A number of African states have—to use the political science jargon—"failed" since he wrote these words.
Liberia, Sierra Leone and the Democratic Republic of Congo—all scenes of deforestation, unsustainable urban growth and other environmental problems—have been ravaged by war and all but collapsed while Ivory Coast and Zimbabwe are imploding.
Just months after Kaplan's piece appeared, densely populated and ecologically stressed Rwanda exploded in an orgy of violence that saw hundreds of thousands of Tutsis and moderate Hutus slain by Hutu extremists.
But analysts also see positive developments—including the return of peace, even if fragile—to countries like Liberia and Sierra Leone and the end of Angola's long civil war.
"Kaplan is very provocative but if you follow his logic you have a dead end, the coming anarchy," said John Stremlau, the head of the International Relations department at Johannesburg's University of the Witwatersrand.
"You have a lot of work being done in Africa to get away from the coming anarchy," he said.
Still, many African countries and other developing nations are saddled with the problems Kaplan highlighted, including eroding farmland and burgeoning populations in urban areas which cannot provide basic services such as clean water.
Combined with demographic trends that are swelling the ranks of the young and unemployed, such urban centres are feeding crime and instability and becoming recruiting grounds for groups like al Qaeda.
The United Nations is now taking a closer look at possible environmental causes of instability and conflict.
"We have been looking at gaps in our scientific knowledge and we have been given the green light to do more research on the links between the environment and conflict," said Nick Nuttall, spokesman for the United Nations Environment Programme (UNEP).
"There are some countries where the environment has gone to hell where they don't have conflict.
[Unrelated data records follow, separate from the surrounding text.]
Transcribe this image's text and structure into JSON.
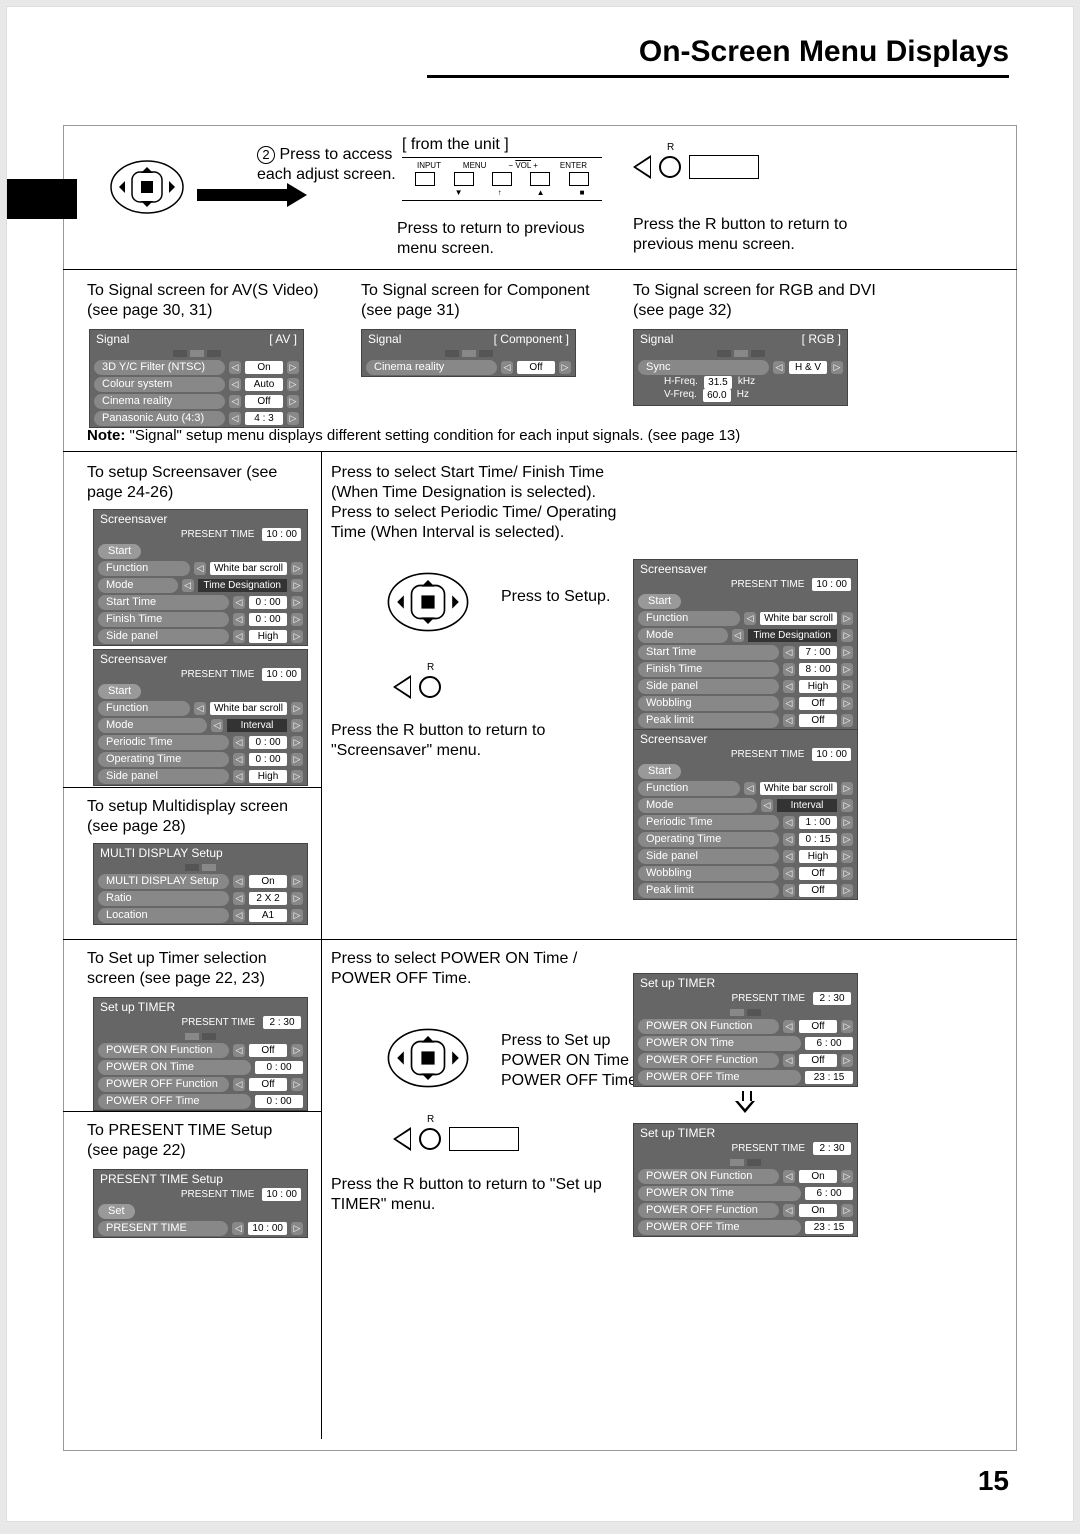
{
  "page": {
    "title": "On-Screen Menu Displays",
    "number": "15"
  },
  "intro": {
    "step2": "Press to access each adjust screen.",
    "from_unit": "[ from the unit ]",
    "return_prev": "Press to return to previous menu screen.",
    "r_return": "Press the R button to return to previous menu screen.",
    "panel_labels": {
      "input": "INPUT",
      "menu": "MENU",
      "vol": "VOL",
      "enter": "ENTER"
    }
  },
  "signal_section": {
    "av": {
      "heading": "To Signal screen for AV(S Video) (see page 30, 31)",
      "title": "Signal",
      "tag": "[  AV  ]",
      "rows": [
        {
          "label": "3D  Y/C  Filter  (NTSC)",
          "val": "On"
        },
        {
          "label": "Colour  system",
          "val": "Auto"
        },
        {
          "label": "Cinema  reality",
          "val": "Off"
        },
        {
          "label": "Panasonic  Auto  (4:3)",
          "val": "4 : 3"
        }
      ]
    },
    "component": {
      "heading": "To Signal screen for Component (see page 31)",
      "title": "Signal",
      "tag": "[  Component  ]",
      "rows": [
        {
          "label": "Cinema  reality",
          "val": "Off"
        }
      ]
    },
    "rgb": {
      "heading": "To Signal screen for RGB and DVI  (see page 32)",
      "title": "Signal",
      "tag": "[  RGB  ]",
      "rows": [
        {
          "label": "Sync",
          "val": "H & V"
        }
      ],
      "freq": [
        {
          "k": "H-Freq.",
          "v": "31.5",
          "u": "kHz"
        },
        {
          "k": "V-Freq.",
          "v": "60.0",
          "u": "Hz"
        }
      ]
    },
    "note": "Note: \"Signal\" setup menu displays different setting condition for each input signals. (see page 13)"
  },
  "screensaver": {
    "left_heading": "To setup Screensaver (see page 24-26)",
    "center_text1": "Press to select Start Time/ Finish Time (When Time Designation is selected).\nPress to select Periodic Time/ Operating Time (When Interval  is selected).",
    "press_setup": "Press to Setup.",
    "r_return": "Press the R button to return to \"Screensaver\" menu.",
    "left1": {
      "title": "Screensaver",
      "time_label": "PRESENT TIME",
      "time": "10 : 00",
      "start": "Start",
      "rows": [
        {
          "label": "Function",
          "val": "White bar scroll"
        },
        {
          "label": "Mode",
          "val": "Time Designation",
          "dark": true
        },
        {
          "label": "Start Time",
          "val": "0 : 00"
        },
        {
          "label": "Finish Time",
          "val": "0 : 00"
        },
        {
          "label": "Side  panel",
          "val": "High"
        }
      ]
    },
    "left2": {
      "title": "Screensaver",
      "time_label": "PRESENT TIME",
      "time": "10 : 00",
      "start": "Start",
      "rows": [
        {
          "label": "Function",
          "val": "White bar scroll"
        },
        {
          "label": "Mode",
          "val": "Interval",
          "dark": true
        },
        {
          "label": "Periodic Time",
          "val": "0 : 00"
        },
        {
          "label": "Operating Time",
          "val": "0 : 00"
        },
        {
          "label": "Side  panel",
          "val": "High"
        }
      ]
    },
    "right1": {
      "title": "Screensaver",
      "time_label": "PRESENT TIME",
      "time": "10 : 00",
      "start": "Start",
      "rows": [
        {
          "label": "Function",
          "val": "White bar scroll"
        },
        {
          "label": "Mode",
          "val": "Time Designation",
          "dark": true
        },
        {
          "label": "Start Time",
          "val": "7 : 00"
        },
        {
          "label": "Finish Time",
          "val": "8 : 00"
        },
        {
          "label": "Side  panel",
          "val": "High"
        },
        {
          "label": "Wobbling",
          "val": "Off"
        },
        {
          "label": "Peak limit",
          "val": "Off"
        }
      ]
    },
    "right2": {
      "title": "Screensaver",
      "time_label": "PRESENT TIME",
      "time": "10 : 00",
      "start": "Start",
      "rows": [
        {
          "label": "Function",
          "val": "White bar scroll"
        },
        {
          "label": "Mode",
          "val": "Interval",
          "dark": true
        },
        {
          "label": "Periodic Time",
          "val": "1 : 00"
        },
        {
          "label": "Operating Time",
          "val": "0 : 15"
        },
        {
          "label": "Side  panel",
          "val": "High"
        },
        {
          "label": "Wobbling",
          "val": "Off"
        },
        {
          "label": "Peak limit",
          "val": "Off"
        }
      ]
    }
  },
  "multidisplay": {
    "heading": "To setup Multidisplay screen (see page 28)",
    "title": "MULTI DISPLAY Setup",
    "rows": [
      {
        "label": "MULTI DISPLAY Setup",
        "val": "On"
      },
      {
        "label": "Ratio",
        "val": "2 X 2"
      },
      {
        "label": "Location",
        "val": "A1"
      }
    ]
  },
  "timer": {
    "left_heading": "To Set up Timer selection screen (see page 22, 23)",
    "center_text": "Press to select POWER ON Time / POWER OFF Time.",
    "press_setup": "Press to Set up POWER ON Time / POWER OFF Time.",
    "r_return": "Press the R button to return to \"Set up TIMER\" menu.",
    "left_osd": {
      "title": "Set up TIMER",
      "time_label": "PRESENT TIME",
      "time": "2 : 30",
      "rows": [
        {
          "label": "POWER ON Function",
          "val": "Off"
        },
        {
          "label": "POWER ON Time",
          "val": "0 : 00",
          "noarrow": true
        },
        {
          "label": "POWER OFF Function",
          "val": "Off"
        },
        {
          "label": "POWER OFF Time",
          "val": "0 : 00",
          "noarrow": true
        }
      ]
    },
    "right_osd1": {
      "title": "Set up TIMER",
      "time_label": "PRESENT TIME",
      "time": "2 : 30",
      "rows": [
        {
          "label": "POWER ON Function",
          "val": "Off"
        },
        {
          "label": "POWER ON Time",
          "val": "6 : 00",
          "noarrow": true
        },
        {
          "label": "POWER OFF Function",
          "val": "Off"
        },
        {
          "label": "POWER OFF Time",
          "val": "23 : 15",
          "noarrow": true
        }
      ]
    },
    "right_osd2": {
      "title": "Set up TIMER",
      "time_label": "PRESENT TIME",
      "time": "2 : 30",
      "rows": [
        {
          "label": "POWER ON Function",
          "val": "On"
        },
        {
          "label": "POWER ON Time",
          "val": "6 : 00",
          "noarrow": true
        },
        {
          "label": "POWER OFF Function",
          "val": "On"
        },
        {
          "label": "POWER OFF Time",
          "val": "23 : 15",
          "noarrow": true
        }
      ]
    }
  },
  "present_time": {
    "heading": "To PRESENT TIME Setup (see page 22)",
    "title": "PRESENT TIME Setup",
    "time_label": "PRESENT TIME",
    "time": "10 : 00",
    "set": "Set",
    "rows": [
      {
        "label": "PRESENT TIME",
        "val": "10 : 00"
      }
    ]
  }
}
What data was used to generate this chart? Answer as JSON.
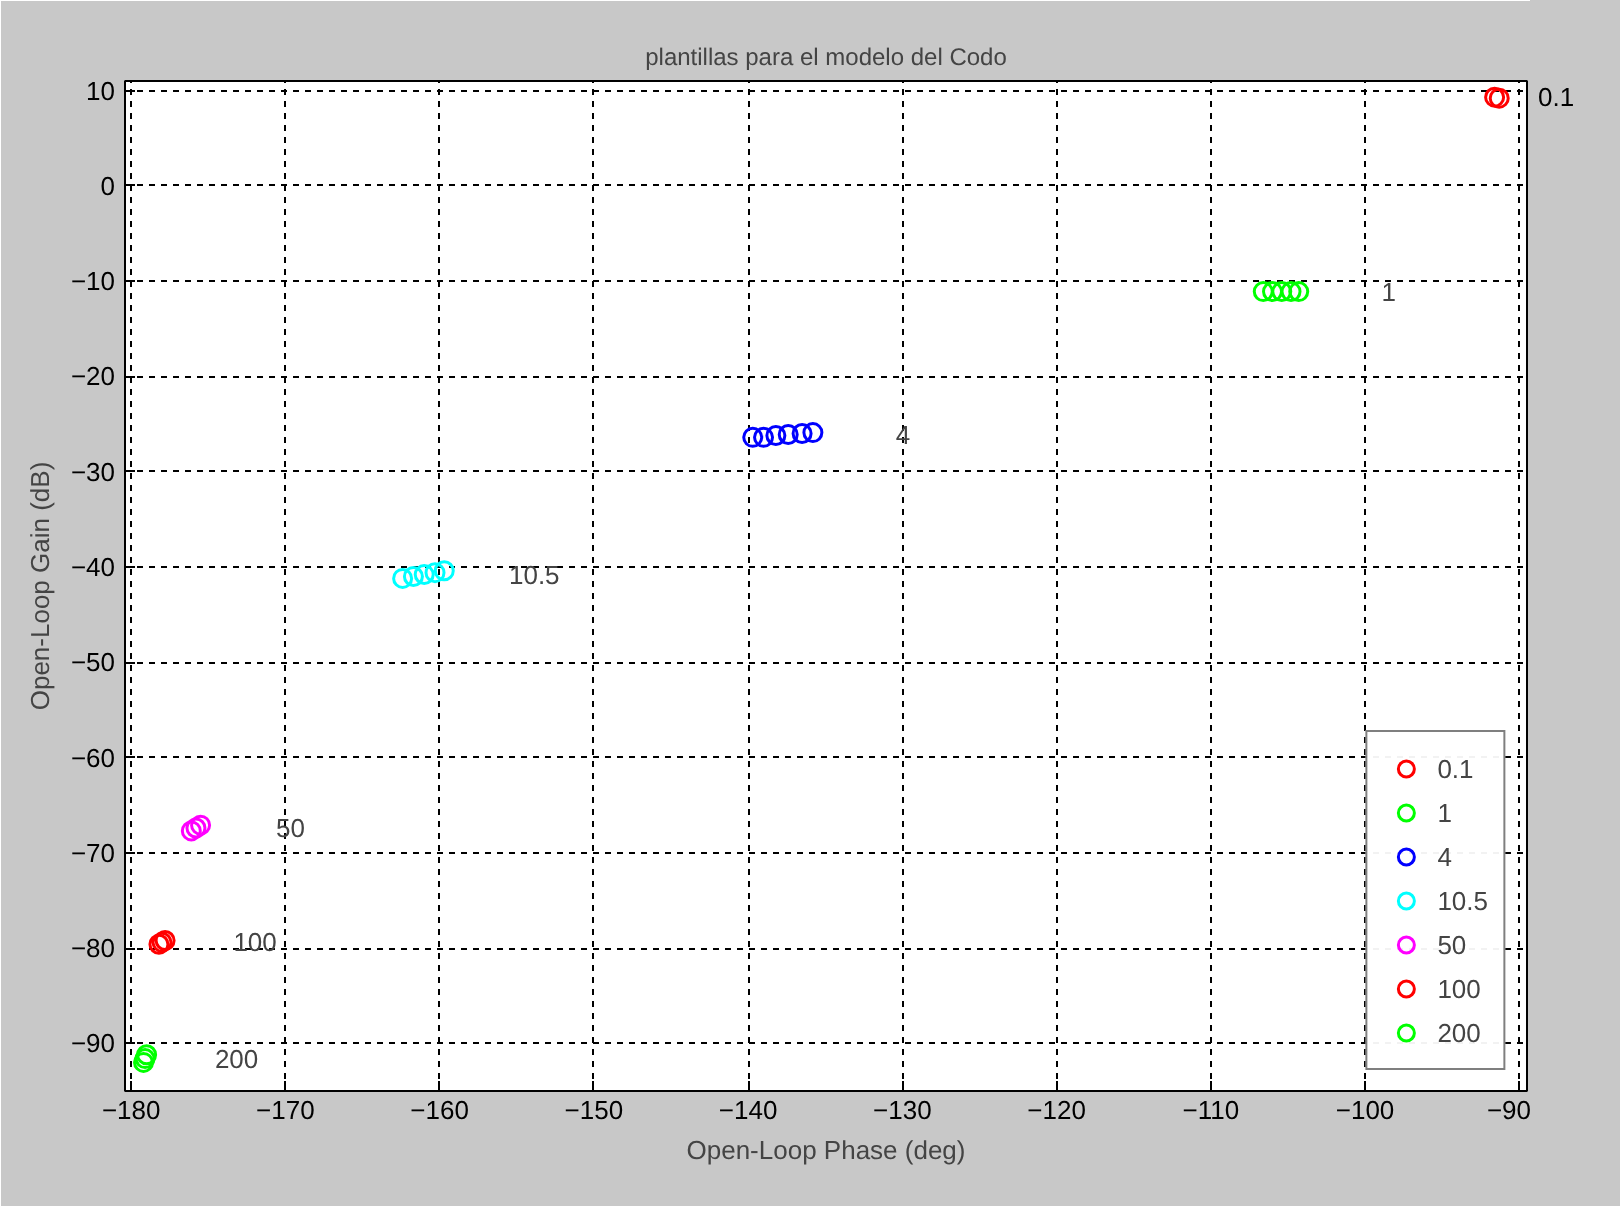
{
  "chart_data": {
    "type": "scatter",
    "title": "plantillas para el modelo del Codo",
    "xlabel": "Open-Loop Phase (deg)",
    "ylabel": "Open-Loop Gain (dB)",
    "xlim": [
      -180.4,
      -89.5
    ],
    "ylim": [
      -95,
      11
    ],
    "xticks": [
      -180,
      -170,
      -160,
      -150,
      -140,
      -130,
      -120,
      -110,
      -100,
      -90
    ],
    "yticks": [
      -90,
      -80,
      -70,
      -60,
      -50,
      -40,
      -30,
      -20,
      -10,
      0,
      10
    ],
    "grid": true,
    "legend": "bottom right",
    "marker": "circle",
    "series": [
      {
        "name": "0.1",
        "color": "#ff0000",
        "x": [
          -91.6,
          -91.3
        ],
        "values": [
          9.3,
          9.2
        ]
      },
      {
        "name": "1",
        "color": "#00ff00",
        "x": [
          -106.6,
          -106.0,
          -105.4,
          -104.8,
          -104.3
        ],
        "values": [
          -11.1,
          -11.1,
          -11.1,
          -11.1,
          -11.1
        ]
      },
      {
        "name": "4",
        "color": "#0000ff",
        "x": [
          -139.7,
          -139.0,
          -138.2,
          -137.4,
          -136.5,
          -135.8
        ],
        "values": [
          -26.4,
          -26.4,
          -26.2,
          -26.1,
          -26.0,
          -25.9
        ]
      },
      {
        "name": "10.5",
        "color": "#00ffff",
        "x": [
          -162.4,
          -161.7,
          -161.0,
          -160.3,
          -159.7
        ],
        "values": [
          -41.2,
          -41.0,
          -40.8,
          -40.6,
          -40.4
        ]
      },
      {
        "name": "50",
        "color": "#ff00ff",
        "x": [
          -176.1,
          -175.8,
          -175.5
        ],
        "values": [
          -67.7,
          -67.4,
          -67.1
        ]
      },
      {
        "name": "100",
        "color": "#ff0000",
        "x": [
          -178.2,
          -178.0,
          -177.8
        ],
        "values": [
          -79.6,
          -79.4,
          -79.2
        ]
      },
      {
        "name": "200",
        "color": "#00ff00",
        "x": [
          -179.2,
          -179.1,
          -179.0
        ],
        "values": [
          -92.0,
          -91.6,
          -91.2
        ]
      }
    ],
    "annotations": [
      "0.1",
      "1",
      "4",
      "10.5",
      "50",
      "100",
      "200"
    ]
  }
}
Then there are places like Haiti where land degradation seems to have been a trigger."
Some analysts have speculated that the struggle for scarce water supplies could become a major source of international tension this century but one UNEP study found that 3,600 water agreements had been recorded over the past 4,500 years.
"It appears that water, far from being a source of conflict is a source of cooperation," said Nuttall.